Imisspacers · 13/06/2023 17:38

I'm English. I've lived in the US both before I had children and then returning to the US 20 years later when I had children. We are now back in the UK and won't be returning.

The US is an incredibly divided country and it is only going to get worse. It wasn't until we came back to the UK that I realised that I never fully relaxed there. We had great health insurance but we still felt vulnerable and worried whether or not things were going to be covered. I hated that there were armed officers based in the children's schools. We lived in a safe area but a member of staff was shot and killed by a complete stranger in our local shop. There was a shooting at a school in our school district. I have a teenage daughter and I absolutely don't want her to be in America where she doesn't have bodily autonomy.

If your marriage doesn't work out and you are living in the US you are unlikely to be able to return to the UK with your children. That's something you might want to consider.
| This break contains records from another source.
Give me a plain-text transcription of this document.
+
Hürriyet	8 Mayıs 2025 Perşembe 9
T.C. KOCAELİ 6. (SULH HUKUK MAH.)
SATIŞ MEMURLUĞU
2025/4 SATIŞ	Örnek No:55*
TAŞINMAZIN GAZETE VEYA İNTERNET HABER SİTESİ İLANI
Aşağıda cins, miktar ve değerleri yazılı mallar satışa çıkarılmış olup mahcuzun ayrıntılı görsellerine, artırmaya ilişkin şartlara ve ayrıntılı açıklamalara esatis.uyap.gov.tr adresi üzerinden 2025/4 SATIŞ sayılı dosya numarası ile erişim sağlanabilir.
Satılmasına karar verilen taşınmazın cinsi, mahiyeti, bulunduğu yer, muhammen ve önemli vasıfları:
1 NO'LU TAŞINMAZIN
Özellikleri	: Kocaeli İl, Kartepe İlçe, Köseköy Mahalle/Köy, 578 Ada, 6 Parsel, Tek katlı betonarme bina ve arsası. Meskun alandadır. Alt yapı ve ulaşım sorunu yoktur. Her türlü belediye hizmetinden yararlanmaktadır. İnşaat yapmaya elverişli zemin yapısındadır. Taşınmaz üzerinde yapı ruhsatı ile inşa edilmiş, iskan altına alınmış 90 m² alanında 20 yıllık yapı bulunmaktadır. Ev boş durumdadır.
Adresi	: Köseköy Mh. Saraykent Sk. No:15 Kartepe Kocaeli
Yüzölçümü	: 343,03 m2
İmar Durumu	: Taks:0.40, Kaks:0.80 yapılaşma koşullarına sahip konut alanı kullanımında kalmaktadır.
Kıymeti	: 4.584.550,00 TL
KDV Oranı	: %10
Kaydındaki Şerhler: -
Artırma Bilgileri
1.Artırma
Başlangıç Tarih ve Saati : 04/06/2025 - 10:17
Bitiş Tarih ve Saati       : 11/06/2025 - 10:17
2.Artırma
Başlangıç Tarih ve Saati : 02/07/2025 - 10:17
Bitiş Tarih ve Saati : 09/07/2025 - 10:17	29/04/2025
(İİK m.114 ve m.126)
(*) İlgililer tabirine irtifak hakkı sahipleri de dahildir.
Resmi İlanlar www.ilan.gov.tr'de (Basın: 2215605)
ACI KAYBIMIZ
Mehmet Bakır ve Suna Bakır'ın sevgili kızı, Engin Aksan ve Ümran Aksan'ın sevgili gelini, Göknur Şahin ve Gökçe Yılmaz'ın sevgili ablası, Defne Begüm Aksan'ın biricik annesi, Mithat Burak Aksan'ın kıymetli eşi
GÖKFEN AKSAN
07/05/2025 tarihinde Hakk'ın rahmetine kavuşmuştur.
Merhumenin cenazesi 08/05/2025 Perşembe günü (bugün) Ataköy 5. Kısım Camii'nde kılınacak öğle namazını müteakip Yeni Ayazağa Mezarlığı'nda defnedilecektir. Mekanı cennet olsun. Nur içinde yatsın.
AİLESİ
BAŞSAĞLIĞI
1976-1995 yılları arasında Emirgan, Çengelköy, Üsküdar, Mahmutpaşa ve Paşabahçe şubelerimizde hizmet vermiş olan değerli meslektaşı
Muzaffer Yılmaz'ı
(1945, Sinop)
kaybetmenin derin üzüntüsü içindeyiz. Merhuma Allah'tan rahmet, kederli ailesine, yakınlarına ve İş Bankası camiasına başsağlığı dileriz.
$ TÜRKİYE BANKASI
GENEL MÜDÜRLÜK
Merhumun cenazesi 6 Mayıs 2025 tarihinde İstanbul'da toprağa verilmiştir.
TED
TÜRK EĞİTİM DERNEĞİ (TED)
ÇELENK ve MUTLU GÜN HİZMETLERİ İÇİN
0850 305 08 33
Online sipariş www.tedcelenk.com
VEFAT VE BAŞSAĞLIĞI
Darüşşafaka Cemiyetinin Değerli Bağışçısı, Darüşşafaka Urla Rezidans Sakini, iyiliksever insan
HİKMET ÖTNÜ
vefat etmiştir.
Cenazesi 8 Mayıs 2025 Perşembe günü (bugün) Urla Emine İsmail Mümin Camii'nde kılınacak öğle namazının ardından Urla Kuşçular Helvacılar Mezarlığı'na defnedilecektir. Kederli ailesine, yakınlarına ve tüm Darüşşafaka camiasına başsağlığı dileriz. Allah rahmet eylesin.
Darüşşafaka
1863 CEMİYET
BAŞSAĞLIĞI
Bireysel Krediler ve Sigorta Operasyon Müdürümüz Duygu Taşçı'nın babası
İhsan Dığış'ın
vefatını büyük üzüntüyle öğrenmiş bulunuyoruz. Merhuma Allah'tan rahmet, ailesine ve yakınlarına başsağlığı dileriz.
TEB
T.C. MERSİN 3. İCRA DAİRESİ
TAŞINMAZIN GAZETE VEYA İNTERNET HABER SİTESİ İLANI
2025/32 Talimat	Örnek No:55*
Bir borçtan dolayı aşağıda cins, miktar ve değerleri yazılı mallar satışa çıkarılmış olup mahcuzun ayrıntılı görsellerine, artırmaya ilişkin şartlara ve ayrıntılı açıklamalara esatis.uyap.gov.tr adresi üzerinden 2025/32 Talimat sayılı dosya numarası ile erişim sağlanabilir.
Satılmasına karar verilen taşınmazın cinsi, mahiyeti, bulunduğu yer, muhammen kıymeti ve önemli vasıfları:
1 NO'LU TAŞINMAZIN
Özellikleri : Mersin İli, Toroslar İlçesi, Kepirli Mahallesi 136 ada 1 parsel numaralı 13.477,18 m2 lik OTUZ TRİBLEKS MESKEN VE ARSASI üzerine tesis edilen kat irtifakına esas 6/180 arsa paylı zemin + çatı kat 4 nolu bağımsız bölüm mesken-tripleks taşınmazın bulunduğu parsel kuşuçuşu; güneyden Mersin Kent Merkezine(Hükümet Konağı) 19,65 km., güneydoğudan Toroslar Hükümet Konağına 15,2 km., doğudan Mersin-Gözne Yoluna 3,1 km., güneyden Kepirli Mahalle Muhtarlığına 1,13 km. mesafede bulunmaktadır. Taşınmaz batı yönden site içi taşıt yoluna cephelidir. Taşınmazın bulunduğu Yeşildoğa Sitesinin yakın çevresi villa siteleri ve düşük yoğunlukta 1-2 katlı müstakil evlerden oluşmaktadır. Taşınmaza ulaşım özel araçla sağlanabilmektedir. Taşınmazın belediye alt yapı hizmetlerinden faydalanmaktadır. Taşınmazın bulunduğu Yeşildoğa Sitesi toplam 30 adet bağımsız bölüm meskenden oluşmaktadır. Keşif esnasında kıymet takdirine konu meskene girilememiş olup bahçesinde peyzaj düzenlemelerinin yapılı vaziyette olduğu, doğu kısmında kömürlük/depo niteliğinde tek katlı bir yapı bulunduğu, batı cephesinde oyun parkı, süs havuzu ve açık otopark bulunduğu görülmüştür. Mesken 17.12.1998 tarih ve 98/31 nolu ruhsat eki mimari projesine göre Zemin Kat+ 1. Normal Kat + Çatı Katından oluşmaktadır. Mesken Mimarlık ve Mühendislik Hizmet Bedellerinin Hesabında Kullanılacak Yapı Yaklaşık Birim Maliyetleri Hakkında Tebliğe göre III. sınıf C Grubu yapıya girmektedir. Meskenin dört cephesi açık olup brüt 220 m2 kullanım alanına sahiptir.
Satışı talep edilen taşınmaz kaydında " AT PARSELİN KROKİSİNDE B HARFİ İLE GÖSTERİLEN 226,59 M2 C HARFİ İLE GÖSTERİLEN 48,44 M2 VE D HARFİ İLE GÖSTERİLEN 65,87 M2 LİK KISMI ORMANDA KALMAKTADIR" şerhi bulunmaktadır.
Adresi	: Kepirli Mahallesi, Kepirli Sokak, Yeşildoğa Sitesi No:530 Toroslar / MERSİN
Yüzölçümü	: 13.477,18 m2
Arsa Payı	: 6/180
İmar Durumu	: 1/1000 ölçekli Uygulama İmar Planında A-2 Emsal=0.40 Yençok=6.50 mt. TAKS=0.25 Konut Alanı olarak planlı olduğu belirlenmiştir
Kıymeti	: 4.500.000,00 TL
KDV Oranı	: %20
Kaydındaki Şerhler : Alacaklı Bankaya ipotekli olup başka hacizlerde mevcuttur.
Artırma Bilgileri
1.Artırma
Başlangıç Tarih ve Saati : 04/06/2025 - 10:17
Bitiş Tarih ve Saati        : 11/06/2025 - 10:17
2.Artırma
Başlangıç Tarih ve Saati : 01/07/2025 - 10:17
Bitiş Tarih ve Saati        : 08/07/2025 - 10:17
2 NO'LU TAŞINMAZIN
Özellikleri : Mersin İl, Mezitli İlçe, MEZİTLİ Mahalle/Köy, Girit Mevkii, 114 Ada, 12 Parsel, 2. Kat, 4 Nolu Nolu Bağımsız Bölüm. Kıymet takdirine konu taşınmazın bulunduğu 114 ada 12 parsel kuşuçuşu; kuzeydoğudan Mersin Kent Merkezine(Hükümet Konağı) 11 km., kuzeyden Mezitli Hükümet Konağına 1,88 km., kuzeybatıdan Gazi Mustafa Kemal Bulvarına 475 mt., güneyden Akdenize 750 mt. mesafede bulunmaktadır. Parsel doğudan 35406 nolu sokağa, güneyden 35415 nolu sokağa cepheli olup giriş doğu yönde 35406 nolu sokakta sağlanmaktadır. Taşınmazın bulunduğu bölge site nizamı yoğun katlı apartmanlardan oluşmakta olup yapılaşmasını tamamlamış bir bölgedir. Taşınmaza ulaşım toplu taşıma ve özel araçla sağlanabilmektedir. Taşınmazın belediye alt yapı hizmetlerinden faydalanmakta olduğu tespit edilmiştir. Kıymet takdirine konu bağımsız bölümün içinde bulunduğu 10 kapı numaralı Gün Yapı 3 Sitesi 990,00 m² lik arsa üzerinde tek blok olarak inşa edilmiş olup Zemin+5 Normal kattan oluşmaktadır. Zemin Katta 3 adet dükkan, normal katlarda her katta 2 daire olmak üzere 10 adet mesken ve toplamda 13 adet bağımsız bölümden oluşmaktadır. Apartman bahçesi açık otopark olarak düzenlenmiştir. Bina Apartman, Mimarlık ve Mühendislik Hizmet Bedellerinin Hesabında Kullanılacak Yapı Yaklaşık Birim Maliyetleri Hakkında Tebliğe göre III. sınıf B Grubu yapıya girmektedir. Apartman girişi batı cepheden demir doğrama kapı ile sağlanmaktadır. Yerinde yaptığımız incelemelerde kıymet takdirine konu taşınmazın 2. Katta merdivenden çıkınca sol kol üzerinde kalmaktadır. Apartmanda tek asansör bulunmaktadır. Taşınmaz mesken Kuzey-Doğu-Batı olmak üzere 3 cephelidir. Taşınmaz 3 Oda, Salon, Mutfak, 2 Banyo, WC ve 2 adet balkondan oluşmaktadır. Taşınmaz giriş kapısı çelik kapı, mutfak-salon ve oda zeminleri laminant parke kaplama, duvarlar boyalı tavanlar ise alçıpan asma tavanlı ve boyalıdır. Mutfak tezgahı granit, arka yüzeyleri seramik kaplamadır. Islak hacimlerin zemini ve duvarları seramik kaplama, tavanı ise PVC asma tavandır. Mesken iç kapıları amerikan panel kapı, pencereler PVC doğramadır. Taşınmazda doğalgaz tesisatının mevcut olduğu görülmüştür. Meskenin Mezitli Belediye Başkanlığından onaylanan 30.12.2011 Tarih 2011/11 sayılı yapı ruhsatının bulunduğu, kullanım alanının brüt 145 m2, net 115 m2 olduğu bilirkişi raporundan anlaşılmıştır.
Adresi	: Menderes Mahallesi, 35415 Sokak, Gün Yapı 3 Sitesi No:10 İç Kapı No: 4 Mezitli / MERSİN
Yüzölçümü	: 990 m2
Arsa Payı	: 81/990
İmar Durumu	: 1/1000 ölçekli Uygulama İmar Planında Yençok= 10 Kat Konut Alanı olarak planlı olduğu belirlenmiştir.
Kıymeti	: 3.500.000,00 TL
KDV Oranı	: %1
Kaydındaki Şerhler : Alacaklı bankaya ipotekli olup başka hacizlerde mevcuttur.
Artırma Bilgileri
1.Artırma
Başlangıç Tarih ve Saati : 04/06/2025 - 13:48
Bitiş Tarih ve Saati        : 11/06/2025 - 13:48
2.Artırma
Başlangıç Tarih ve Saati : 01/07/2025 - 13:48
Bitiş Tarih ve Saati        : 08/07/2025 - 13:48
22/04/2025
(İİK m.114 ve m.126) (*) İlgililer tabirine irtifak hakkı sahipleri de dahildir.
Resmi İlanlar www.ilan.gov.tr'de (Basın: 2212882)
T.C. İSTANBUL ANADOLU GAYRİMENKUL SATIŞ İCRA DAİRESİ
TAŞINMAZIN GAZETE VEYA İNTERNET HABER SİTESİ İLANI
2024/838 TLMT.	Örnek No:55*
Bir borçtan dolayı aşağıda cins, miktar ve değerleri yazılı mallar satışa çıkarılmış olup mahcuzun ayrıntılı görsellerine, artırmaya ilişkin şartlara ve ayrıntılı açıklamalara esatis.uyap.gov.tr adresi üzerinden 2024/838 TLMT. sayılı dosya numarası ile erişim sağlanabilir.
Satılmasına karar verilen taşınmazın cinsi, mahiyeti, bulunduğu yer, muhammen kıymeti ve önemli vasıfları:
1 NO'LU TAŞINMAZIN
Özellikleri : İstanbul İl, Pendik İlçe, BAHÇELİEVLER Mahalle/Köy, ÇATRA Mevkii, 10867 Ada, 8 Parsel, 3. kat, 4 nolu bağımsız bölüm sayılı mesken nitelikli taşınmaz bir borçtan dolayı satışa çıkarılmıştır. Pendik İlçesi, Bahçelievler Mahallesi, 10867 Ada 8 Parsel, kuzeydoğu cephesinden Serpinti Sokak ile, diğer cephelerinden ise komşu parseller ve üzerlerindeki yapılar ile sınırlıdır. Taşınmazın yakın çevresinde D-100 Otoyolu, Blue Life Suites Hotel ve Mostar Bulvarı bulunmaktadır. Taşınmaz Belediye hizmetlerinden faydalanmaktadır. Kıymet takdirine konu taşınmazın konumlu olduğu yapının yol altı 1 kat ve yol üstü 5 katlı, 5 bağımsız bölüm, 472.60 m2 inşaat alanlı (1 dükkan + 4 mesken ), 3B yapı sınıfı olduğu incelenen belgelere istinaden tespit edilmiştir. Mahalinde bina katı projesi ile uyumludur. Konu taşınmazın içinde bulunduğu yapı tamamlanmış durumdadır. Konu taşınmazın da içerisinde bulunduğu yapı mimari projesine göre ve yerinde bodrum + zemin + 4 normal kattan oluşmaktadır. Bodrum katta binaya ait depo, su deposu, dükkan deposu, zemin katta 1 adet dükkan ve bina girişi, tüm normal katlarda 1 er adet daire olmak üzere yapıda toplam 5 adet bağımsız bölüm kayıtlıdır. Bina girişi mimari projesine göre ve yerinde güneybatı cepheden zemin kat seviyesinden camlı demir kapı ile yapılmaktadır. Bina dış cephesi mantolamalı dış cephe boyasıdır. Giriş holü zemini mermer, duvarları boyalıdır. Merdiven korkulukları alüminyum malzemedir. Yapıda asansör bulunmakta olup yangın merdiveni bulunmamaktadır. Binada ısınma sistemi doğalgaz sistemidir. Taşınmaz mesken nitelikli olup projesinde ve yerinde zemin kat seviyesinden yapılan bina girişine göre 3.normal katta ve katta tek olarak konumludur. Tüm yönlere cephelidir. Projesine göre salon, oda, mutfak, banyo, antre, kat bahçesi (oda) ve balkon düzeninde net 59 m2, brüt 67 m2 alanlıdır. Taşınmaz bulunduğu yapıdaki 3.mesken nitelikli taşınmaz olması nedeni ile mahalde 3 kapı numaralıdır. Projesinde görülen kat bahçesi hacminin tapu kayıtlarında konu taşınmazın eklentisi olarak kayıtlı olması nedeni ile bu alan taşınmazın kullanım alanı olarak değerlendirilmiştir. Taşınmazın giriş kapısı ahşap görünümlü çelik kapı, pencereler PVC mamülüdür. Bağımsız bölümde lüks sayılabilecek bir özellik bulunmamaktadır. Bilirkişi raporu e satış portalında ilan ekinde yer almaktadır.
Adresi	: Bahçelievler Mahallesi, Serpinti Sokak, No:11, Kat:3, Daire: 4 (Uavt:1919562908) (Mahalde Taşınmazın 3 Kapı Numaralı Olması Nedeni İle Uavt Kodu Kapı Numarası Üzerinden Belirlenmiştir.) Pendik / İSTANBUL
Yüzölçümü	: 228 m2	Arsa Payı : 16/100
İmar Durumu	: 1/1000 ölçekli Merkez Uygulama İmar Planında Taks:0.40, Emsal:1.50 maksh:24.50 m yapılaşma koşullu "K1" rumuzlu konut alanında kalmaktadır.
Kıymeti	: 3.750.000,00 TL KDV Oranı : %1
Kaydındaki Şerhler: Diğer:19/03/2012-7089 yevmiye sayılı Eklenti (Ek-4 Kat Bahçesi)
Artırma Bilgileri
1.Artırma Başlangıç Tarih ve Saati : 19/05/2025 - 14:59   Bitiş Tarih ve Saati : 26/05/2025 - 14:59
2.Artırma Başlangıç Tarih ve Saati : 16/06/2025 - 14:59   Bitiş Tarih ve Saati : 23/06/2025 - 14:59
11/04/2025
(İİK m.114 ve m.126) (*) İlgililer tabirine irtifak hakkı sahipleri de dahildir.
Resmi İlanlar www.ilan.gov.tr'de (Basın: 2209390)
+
Yes - this divide is worrying me a lot. Keeping an eye on the recent past and future rumblings of discontent, I do worry that we're moving to a country about to lose its mind, although as other posters have said, this affects different areas in different ways (admittedly Texas isn't one of the best places Hmm) The rolling back of women's rights, the lurch to hard right to appease Trump... I just don't know if I could fully relax as you say. However, although we would remain for a few years to settle / give it a shot, there would also be nothing stopping us from coming back to the U.K. (and hopefully kinder climes!) if things get worse.

OP posts:
HopelessEstateAgents · 13/06/2023 21:13

Plasticplantpot · 13/06/2023 17:37

Lived in both. I’d go back to the US. The UK has such a low wage economy at the moment, it’s very hard to be successful. People with very little knowledge will tell you how expensive American healthcare is. IME (over a number of years and conditions), it was outstanding and insurance covered the vast majority. I miss my American Drs so much! Housing - loads of space, cheap. Cars - big wide roads, cheap gas. Food - plentiful. Services - all set up, pay with your hand in Wholefoods, dry cleaning delivered to the porch. Light years ahead of the failing UK.

LOL, the country barely supports the basics E.g Apple Pay...

Pallisers · 13/06/2023 21:14

What will you do it you have a wanted pregnancy? But your waters break at 19 weeks and there is still a heartbeat? Your choices in Texas are wait and see if you get an infection or fly to someplace like Colorado after paying for the tickets, organizing childcare, and worrying about follow-on care when you return to Austin.

HopelessEstateAgents · 13/06/2023 21:15

All my American friends are miserable, trapped in corporate jobs so they don't lose health insurance and terrified of the violence.

And you NEVER move countries to be financially dependent on a man. THATS BATSHIT.